Tecnicamente, o filme impressiona e diminui em muito aquela sensação de artificialidade causada pelo uso exagerado (e necessário para o filme) de computação. As cenas que misturam personagens animados e atores em ambientes reais são muito orgânicas e dão a impressão de que eles realmente dividem um espaço. A movimentação dos Na´vi às vezes ainda é artificial, mas também tem uma melhora absurda na qualidade.
Narrativamente, porém, há pouca novidade. Se por um lado o filme pouco desafia o espectador, apresentando estrutura rígida bem similar à do primeiro (e a de tantos outros filmes do gênero) e oferecendo o conforto, por outro ele se repete em seus arcos e seus desfechos. A boa notícia é que James Cameron sabe como poucos preparar o filme para uma conclusão com senso de espetáculo, encerrando “Avatar 2” com cerca 35 minutos absolutamente espetaculares.
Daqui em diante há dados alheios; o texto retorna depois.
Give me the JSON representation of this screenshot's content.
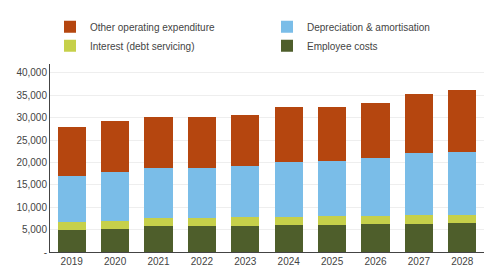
{
  "chart_data": {
    "type": "bar",
    "stacked": true,
    "categories": [
      "2019",
      "2020",
      "2021",
      "2022",
      "2023",
      "2024",
      "2025",
      "2026",
      "2027",
      "2028"
    ],
    "series": [
      {
        "name": "Employee costs",
        "color": "#4e5e2b",
        "values": [
          5000,
          5200,
          5800,
          5800,
          5900,
          6000,
          6100,
          6200,
          6300,
          6400
        ]
      },
      {
        "name": "Interest (debt servicing)",
        "color": "#c6d04a",
        "values": [
          1700,
          1800,
          1900,
          1900,
          1950,
          1900,
          1900,
          1900,
          1900,
          1900
        ]
      },
      {
        "name": "Depreciation & amortisation",
        "color": "#7abde8",
        "values": [
          10300,
          10800,
          11100,
          11100,
          11350,
          12300,
          12300,
          12800,
          14000,
          14000
        ]
      },
      {
        "name": "Other operating expenditure",
        "color": "#b5460f",
        "values": [
          11000,
          11400,
          11400,
          11400,
          11500,
          12100,
          12100,
          12500,
          13000,
          13800
        ]
      }
    ],
    "ylim": [
      0,
      42000
    ],
    "yticks": [
      {
        "value": 0,
        "label": "-"
      },
      {
        "value": 5000,
        "label": "5,000"
      },
      {
        "value": 10000,
        "label": "10,000"
      },
      {
        "value": 15000,
        "label": "15,000"
      },
      {
        "value": 20000,
        "label": "20,000"
      },
      {
        "value": 25000,
        "label": "25,000"
      },
      {
        "value": 30000,
        "label": "30,000"
      },
      {
        "value": 35000,
        "label": "35,000"
      },
      {
        "value": 40000,
        "label": "40,000"
      }
    ],
    "grid": true,
    "legend": "top"
  }
}
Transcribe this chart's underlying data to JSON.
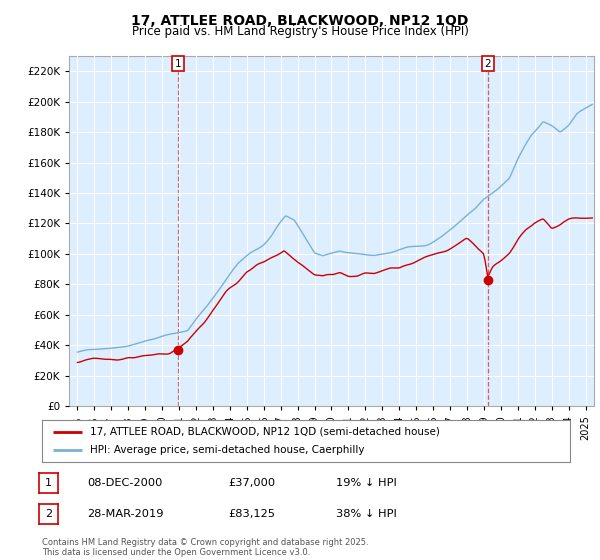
{
  "title1": "17, ATTLEE ROAD, BLACKWOOD, NP12 1QD",
  "title2": "Price paid vs. HM Land Registry's House Price Index (HPI)",
  "ylabel_vals": [
    0,
    20000,
    40000,
    60000,
    80000,
    100000,
    120000,
    140000,
    160000,
    180000,
    200000,
    220000
  ],
  "ylim": [
    0,
    230000
  ],
  "xlim_start": 1994.5,
  "xlim_end": 2025.5,
  "legend_line1": "17, ATTLEE ROAD, BLACKWOOD, NP12 1QD (semi-detached house)",
  "legend_line2": "HPI: Average price, semi-detached house, Caerphilly",
  "line1_color": "#cc0000",
  "line2_color": "#7ab0d4",
  "marker1_x": 2000.93,
  "marker1_y": 37000,
  "marker2_x": 2019.23,
  "marker2_y": 83125,
  "annotation1": [
    "1",
    "08-DEC-2000",
    "£37,000",
    "19% ↓ HPI"
  ],
  "annotation2": [
    "2",
    "28-MAR-2019",
    "£83,125",
    "38% ↓ HPI"
  ],
  "footer": "Contains HM Land Registry data © Crown copyright and database right 2025.\nThis data is licensed under the Open Government Licence v3.0.",
  "background_color": "#ffffff",
  "chart_bg_color": "#ddeeff",
  "grid_color": "#ffffff"
}
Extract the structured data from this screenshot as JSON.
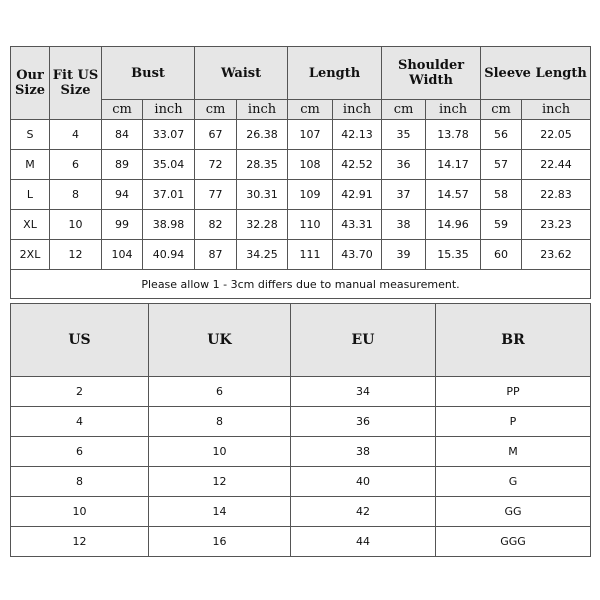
{
  "measure_table": {
    "headers": {
      "our_size": "Our Size",
      "fit_us_size": "Fit US Size",
      "bust": "Bust",
      "waist": "Waist",
      "length": "Length",
      "shoulder_width": "Shoulder Width",
      "sleeve_length": "Sleeve Length"
    },
    "units": [
      "cm",
      "inch",
      "cm",
      "inch",
      "cm",
      "inch",
      "cm",
      "inch",
      "cm",
      "inch"
    ],
    "rows": [
      [
        "S",
        "4",
        "84",
        "33.07",
        "67",
        "26.38",
        "107",
        "42.13",
        "35",
        "13.78",
        "56",
        "22.05"
      ],
      [
        "M",
        "6",
        "89",
        "35.04",
        "72",
        "28.35",
        "108",
        "42.52",
        "36",
        "14.17",
        "57",
        "22.44"
      ],
      [
        "L",
        "8",
        "94",
        "37.01",
        "77",
        "30.31",
        "109",
        "42.91",
        "37",
        "14.57",
        "58",
        "22.83"
      ],
      [
        "XL",
        "10",
        "99",
        "38.98",
        "82",
        "32.28",
        "110",
        "43.31",
        "38",
        "14.96",
        "59",
        "23.23"
      ],
      [
        "2XL",
        "12",
        "104",
        "40.94",
        "87",
        "34.25",
        "111",
        "43.70",
        "39",
        "15.35",
        "60",
        "23.62"
      ]
    ],
    "note": "Please allow 1 - 3cm differs due to manual measurement."
  },
  "conversion_table": {
    "headers": [
      "US",
      "UK",
      "EU",
      "BR"
    ],
    "rows": [
      [
        "2",
        "6",
        "34",
        "PP"
      ],
      [
        "4",
        "8",
        "36",
        "P"
      ],
      [
        "6",
        "10",
        "38",
        "M"
      ],
      [
        "8",
        "12",
        "40",
        "G"
      ],
      [
        "10",
        "14",
        "42",
        "GG"
      ],
      [
        "12",
        "16",
        "44",
        "GGG"
      ]
    ]
  },
  "colors": {
    "header_bg": "#e6e6e6",
    "border": "#555555"
  }
}
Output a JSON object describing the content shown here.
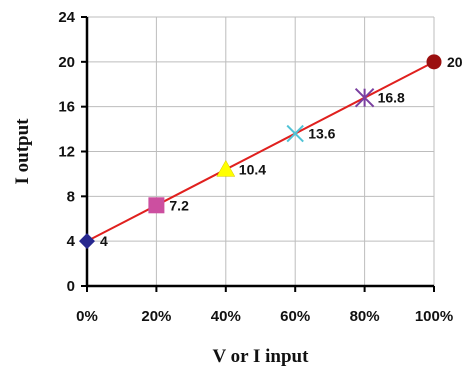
{
  "chart_data": {
    "type": "scatter",
    "title": "",
    "xlabel": "V or I input",
    "ylabel": "I output",
    "x": [
      0,
      20,
      40,
      60,
      80,
      100
    ],
    "x_tick_labels": [
      "0%",
      "20%",
      "40%",
      "60%",
      "80%",
      "100%"
    ],
    "y_ticks": [
      0,
      4,
      8,
      12,
      16,
      20,
      24
    ],
    "y_tick_labels": [
      "0",
      "4",
      "8",
      "12",
      "16",
      "20",
      "24"
    ],
    "xlim": [
      0,
      100
    ],
    "ylim": [
      0,
      24
    ],
    "grid": true,
    "series": [
      {
        "values": [
          4,
          7.2,
          10.4,
          13.6,
          16.8,
          20
        ],
        "data_labels": [
          "4",
          "7.2",
          "10.4",
          "13.6",
          "16.8",
          "20"
        ],
        "line_color": "#e0201e",
        "markers": [
          {
            "shape": "diamond",
            "color": "#27288f"
          },
          {
            "shape": "square",
            "color": "#cc4fa0"
          },
          {
            "shape": "triangle",
            "color": "#ffff00"
          },
          {
            "shape": "x",
            "color": "#4fc3d6"
          },
          {
            "shape": "asterisk",
            "color": "#7a3fa0"
          },
          {
            "shape": "circle",
            "color": "#9b1010"
          }
        ]
      }
    ]
  }
}
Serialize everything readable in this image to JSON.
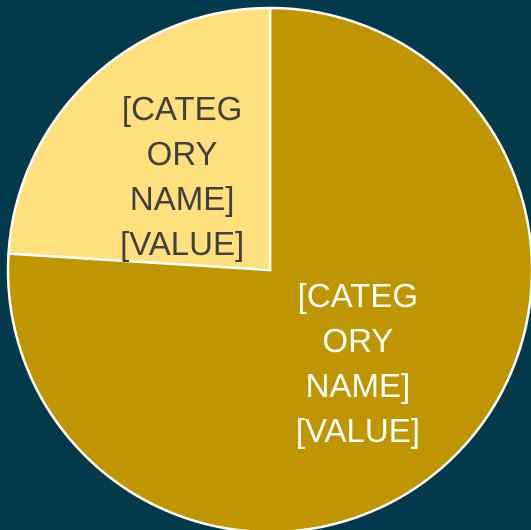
{
  "chart_data": {
    "type": "pie",
    "categories": [
      "[CATEGORY NAME]",
      "[CATEGORY NAME]"
    ],
    "values": [
      76,
      24
    ],
    "value_labels": [
      "[VALUE]",
      "[VALUE]"
    ],
    "colors": [
      "#c09600",
      "#ffe07c"
    ],
    "label_colors": [
      "#ffffff",
      "#404040"
    ]
  }
}
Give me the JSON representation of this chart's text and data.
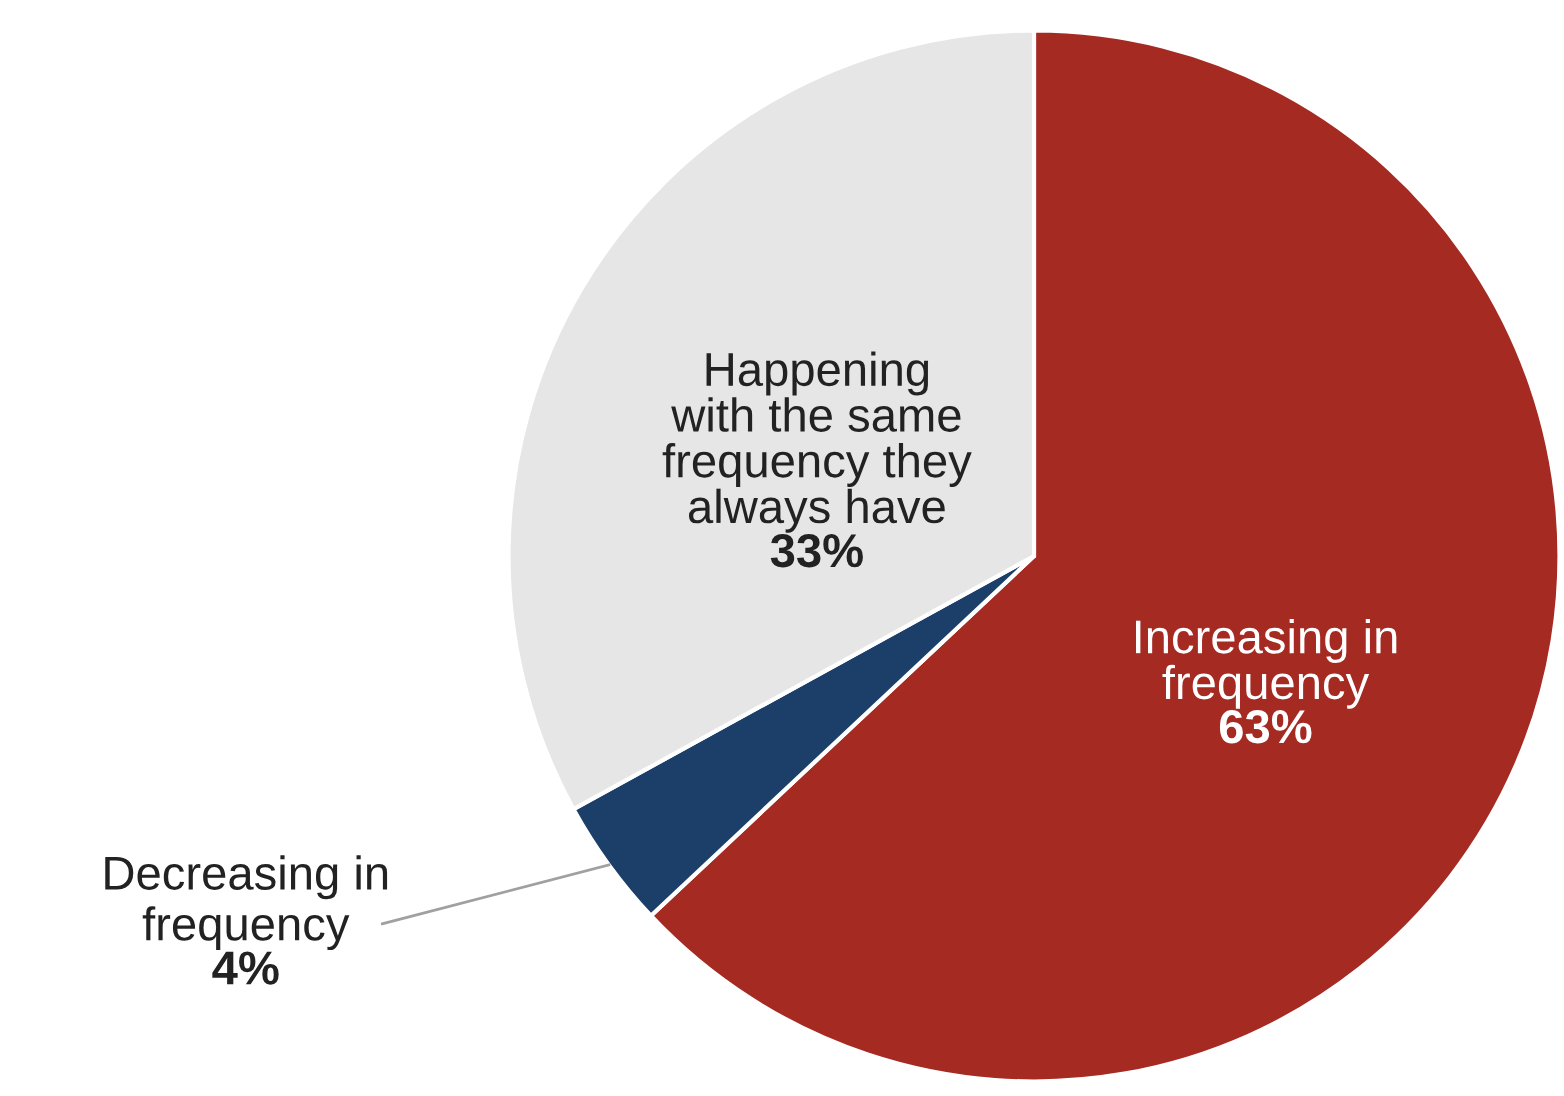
{
  "chart_data": {
    "type": "pie",
    "categories": [
      "Increasing in\nfrequency",
      "Decreasing in\nfrequency",
      "Happening\nwith the same\nfrequency they\nalways have"
    ],
    "values": [
      63,
      4,
      33
    ],
    "colors": [
      "#a52a22",
      "#1c3f6a",
      "#e6e6e6"
    ],
    "value_labels": [
      "63%",
      "4%",
      "33%"
    ],
    "legend": false
  }
}
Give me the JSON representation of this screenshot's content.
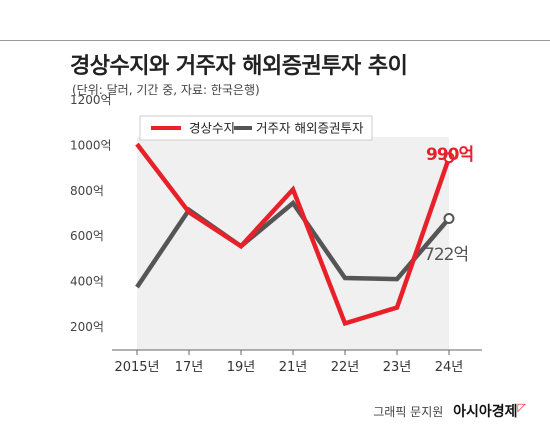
{
  "title": "경상수지와 거주자 해외증권투자 추이",
  "subtitle": "(단위: 달러, 기간 중, 자료: 한국은행)",
  "source": {
    "credit": "그래픽 문지원",
    "brand": "아시아경제"
  },
  "chart_data": {
    "type": "line",
    "categories": [
      "2015년",
      "17년",
      "19년",
      "21년",
      "22년",
      "23년",
      "24년"
    ],
    "ylim": [
      200,
      1200
    ],
    "yticks": [
      200,
      400,
      600,
      800,
      1000,
      1200
    ],
    "ytick_labels": [
      "200억",
      "400억",
      "600억",
      "800억",
      "1000억",
      "1200억"
    ],
    "series": [
      {
        "name": "경상수지",
        "color": "#e8202a",
        "values": [
          1050,
          750,
          600,
          850,
          260,
          330,
          990
        ],
        "end_label": "990억"
      },
      {
        "name": "거주자 해외증권투자",
        "color": "#555555",
        "values": [
          420,
          760,
          600,
          790,
          460,
          455,
          722
        ],
        "end_label": "722억"
      }
    ],
    "legend": "top-right",
    "grid": false
  }
}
“Avatar: O Caminho da Água” é um blockbuster, mas é também um projeto muito pessoal para James Cameron e, por isso, um filme tão bem realizado. O longa de 2009 se resolveria sozinho, sem a necessidade de retornar àquele universo, mas o cineasta enxergava novas possibilidades para seu espetáculo sensorial. James Cameron mostra que sua capacidade de contar uma história espetacular e afetuosa não deve ser subestimada nunca. “Avatar 2” é um filme que ninguém sabia que precisava, mas que talvez devolva o senso de espetáculo da Sétima Arte a parte do público.